Supervisor call instruction

From Wikipedia, the free encyclopedia

In IBM mainframe computers such as S/360, and all its successors up to contemporary zSeries, a supervisor call instruction (SVC) is a processor's instruction requesting a function from a supervisor (usually a kernel).

IBM mainframes operate in either of two states: problem state and supervisor state. Problem state does not relate to difficulties, but to the state in which the computer is supposed to solve the user's problem, such as administration or text processing. In supervisor state, programs have privileges to perform management tasks.

Technically, the switch from problem state to supervisor state is accomplished using a special hardware instruction, a supervisor call instruction (SVC). This instruction not only alters the system state, but also invokes a program residing in the supervisor (in the operating system's kernel). General users thus can invoke only specific supervisor functions, controlled by the operating system. This warrants system integrity.

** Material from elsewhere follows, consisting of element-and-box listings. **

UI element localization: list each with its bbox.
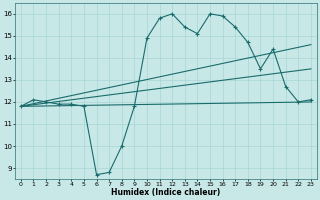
X-axis label: Humidex (Indice chaleur): Humidex (Indice chaleur) bbox=[111, 188, 220, 197]
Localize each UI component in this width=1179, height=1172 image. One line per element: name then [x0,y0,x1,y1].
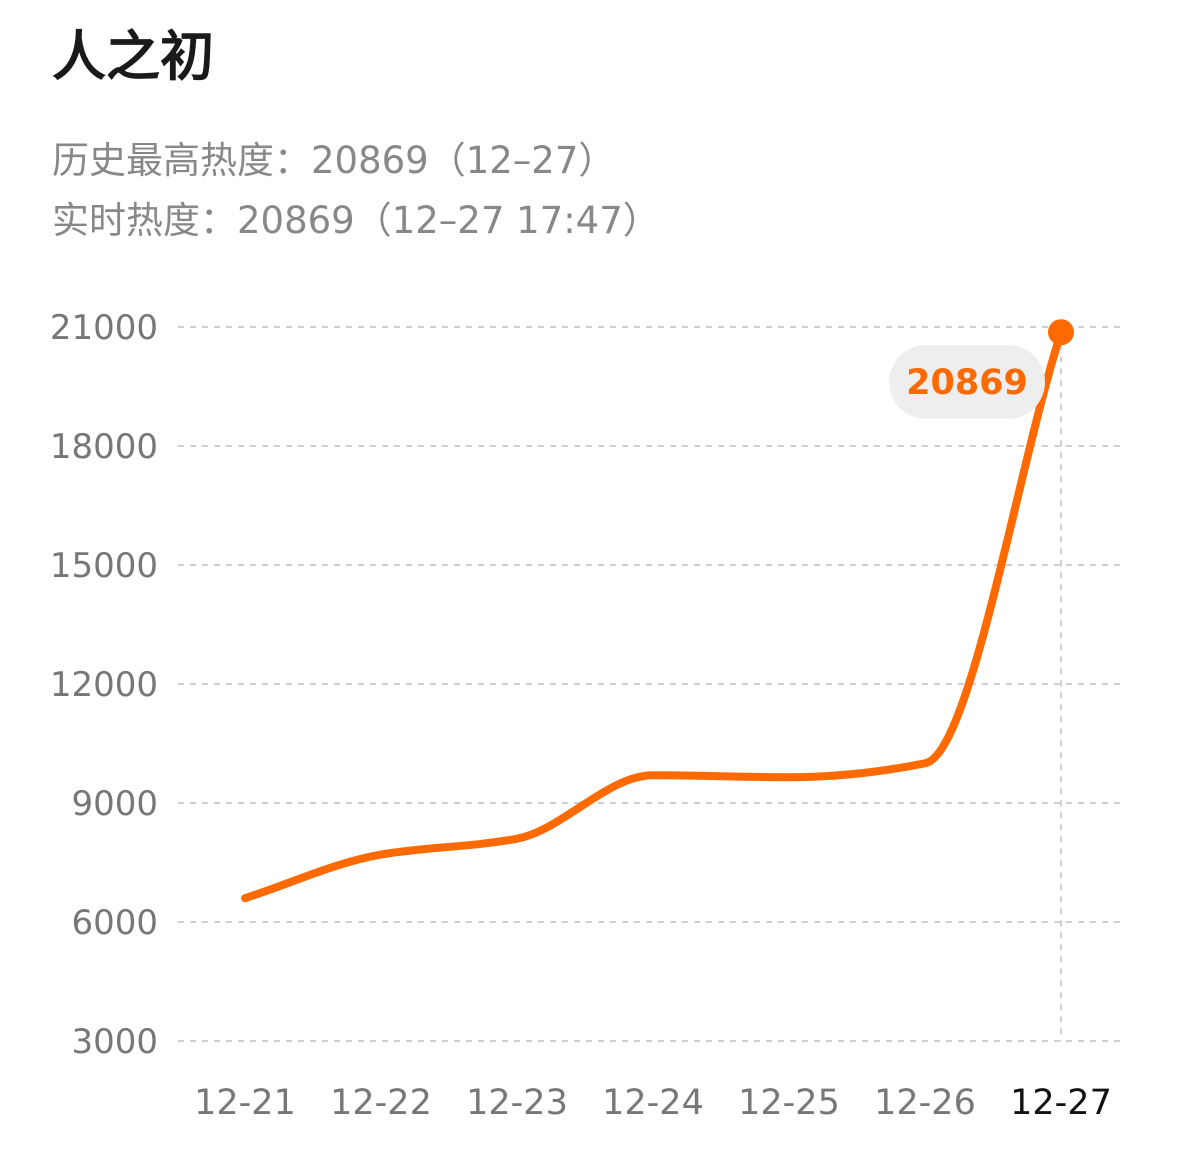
x-tick-label: 12-21 [194,1083,296,1123]
live-heat-stat: 实时热度：20869（12–27 17:47） [52,199,660,242]
x-tick-label: 12-27 [1010,1083,1112,1123]
grid-lines [178,326,1124,1042]
peak-heat-stat: 历史最高热度：20869（12–27） [52,139,616,182]
heat-series-line [241,328,1065,903]
y-tick-label: 6000 [71,903,158,943]
value-bubble-label: 20869 [906,363,1028,403]
x-axis-ticks: 12-21 12-22 12-23 12-24 12-25 12-26 12-27 [194,1083,1112,1123]
y-tick-label: 15000 [50,546,158,586]
y-axis-ticks: 3000 6000 9000 12000 15000 18000 21000 [50,308,158,1062]
chart-title: 人之初 [52,25,214,88]
y-tick-label: 12000 [50,665,158,705]
x-tick-label: 12-23 [466,1083,568,1123]
series-layer [241,328,1065,903]
y-tick-label: 9000 [71,784,158,824]
y-tick-label: 18000 [50,427,158,467]
highlight-point[interactable] [1048,319,1074,346]
y-tick-label: 3000 [71,1022,158,1062]
value-bubble [889,345,1045,419]
highlight-marker-layer: 20869 [889,319,1074,419]
y-tick-label: 21000 [50,308,158,348]
x-tick-label: 12-24 [602,1083,704,1123]
x-tick-label: 12-26 [874,1083,976,1123]
x-tick-label: 12-25 [738,1083,840,1123]
x-tick-label: 12-22 [330,1083,432,1123]
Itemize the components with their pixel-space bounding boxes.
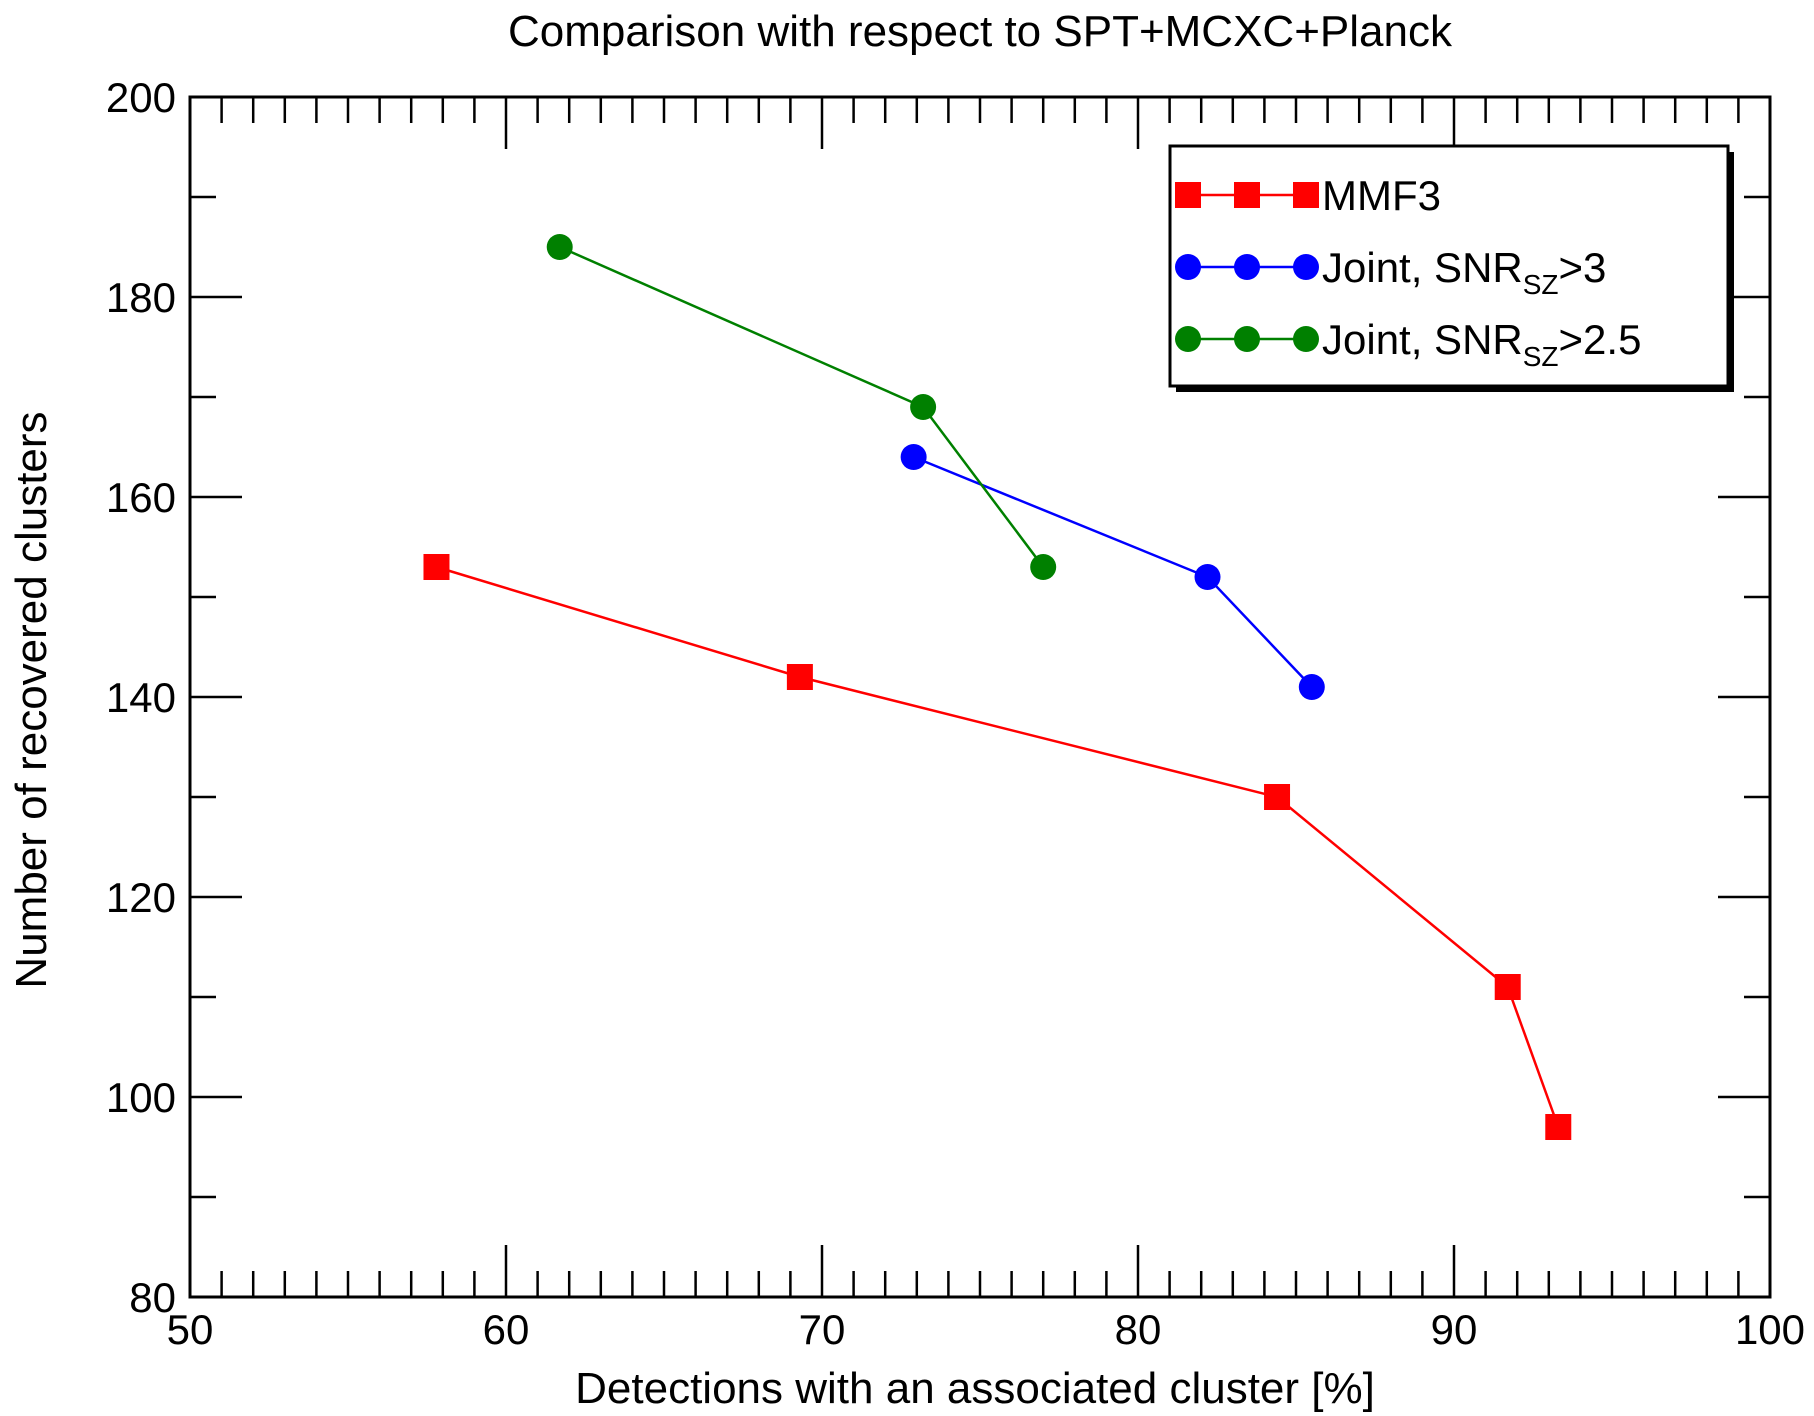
legend-marker — [1234, 182, 1260, 208]
data-point — [786, 664, 813, 690]
data-point — [1030, 554, 1057, 580]
x-tick-label: 70 — [799, 1306, 846, 1353]
legend: MMF3 Joint, SNRSZ>3 Joint, SNRSZ>2.5 — [1168, 144, 1734, 392]
legend-marker — [1175, 254, 1201, 280]
plot-frame — [188, 95, 1772, 1299]
data-point — [900, 444, 927, 470]
legend-entry: Joint, SNRSZ>3 — [1175, 244, 1606, 300]
legend-marker — [1175, 326, 1201, 352]
x-tick-label: 50 — [167, 1306, 214, 1353]
series-2 — [900, 444, 1325, 700]
legend-marker — [1293, 326, 1319, 352]
x-tick-label: 80 — [1115, 1306, 1162, 1353]
series-layer — [423, 234, 1572, 1140]
x-axis-label: Detections with an associated cluster [%… — [575, 1364, 1375, 1413]
y-tick-label: 120 — [106, 874, 176, 921]
y-axis-label: Number of recovered clusters — [7, 411, 56, 988]
data-point — [1494, 974, 1521, 1000]
y-tick-label: 180 — [106, 274, 176, 321]
y-tick-label: 200 — [106, 74, 176, 121]
data-point — [1545, 1114, 1572, 1140]
y-tick-label: 100 — [106, 1074, 176, 1121]
series-line — [436, 565, 1560, 1128]
data-point — [423, 554, 450, 580]
data-point — [1194, 564, 1221, 590]
axis-tick-labels: 50 60 70 80 90 100 80 100 120 140 160 180 200 — [106, 74, 1805, 1353]
y-tick-label: 160 — [106, 474, 176, 521]
y-tick-label: 80 — [129, 1274, 176, 1321]
legend-marker — [1175, 182, 1201, 208]
data-point — [1264, 784, 1291, 810]
legend-entry: Joint, SNRSZ>2.5 — [1175, 316, 1641, 372]
x-tick-label: 60 — [483, 1306, 530, 1353]
y-tick-label: 140 — [106, 674, 176, 721]
legend-label: Joint, SNRSZ>3 — [1322, 244, 1606, 300]
legend-marker — [1293, 182, 1319, 208]
legend-entry: MMF3 — [1175, 172, 1441, 219]
data-point — [910, 394, 937, 420]
series-1 — [423, 554, 1572, 1140]
data-point — [546, 234, 573, 260]
legend-marker — [1234, 254, 1260, 280]
legend-label: Joint, SNRSZ>2.5 — [1322, 316, 1641, 372]
legend-label: MMF3 — [1322, 172, 1441, 219]
series-line — [559, 245, 1045, 568]
series-3 — [546, 234, 1057, 580]
legend-marker — [1234, 326, 1260, 352]
chart-title: Comparison with respect to SPT+MCXC+Plan… — [508, 7, 1453, 56]
legend-marker — [1293, 254, 1319, 280]
data-point — [1298, 674, 1325, 700]
x-tick-label: 90 — [1431, 1306, 1478, 1353]
series-line — [913, 455, 1313, 688]
x-tick-label: 100 — [1735, 1306, 1805, 1353]
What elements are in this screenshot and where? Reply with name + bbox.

New supervisor functionality can only be installed by a system programmer with an authorization.

A popular pastime of hackers of the past was to try to reach supervisor state from an ordinary program (and to do naughty things then, such as accessing password files). Initially, it was a well known fact that there were loopholes in the system allowing such hacking endeavours to succeed. Only when IBM released its high-end OS/VS2 operating system in the 1970s, it warranted all such loopholes to be fixed. But systems still are vulnerable to such hacking efforts as the installation of third party systems software (e.g. middleware such as database systems and transaction monitors) often requires 'user SVCs' to be installed. While the installation of such SVCs of course is only permitted to authorized system programmers, the code of user SVCs may not be watertight against abuse. And of course technical measures never can prevent social engineering.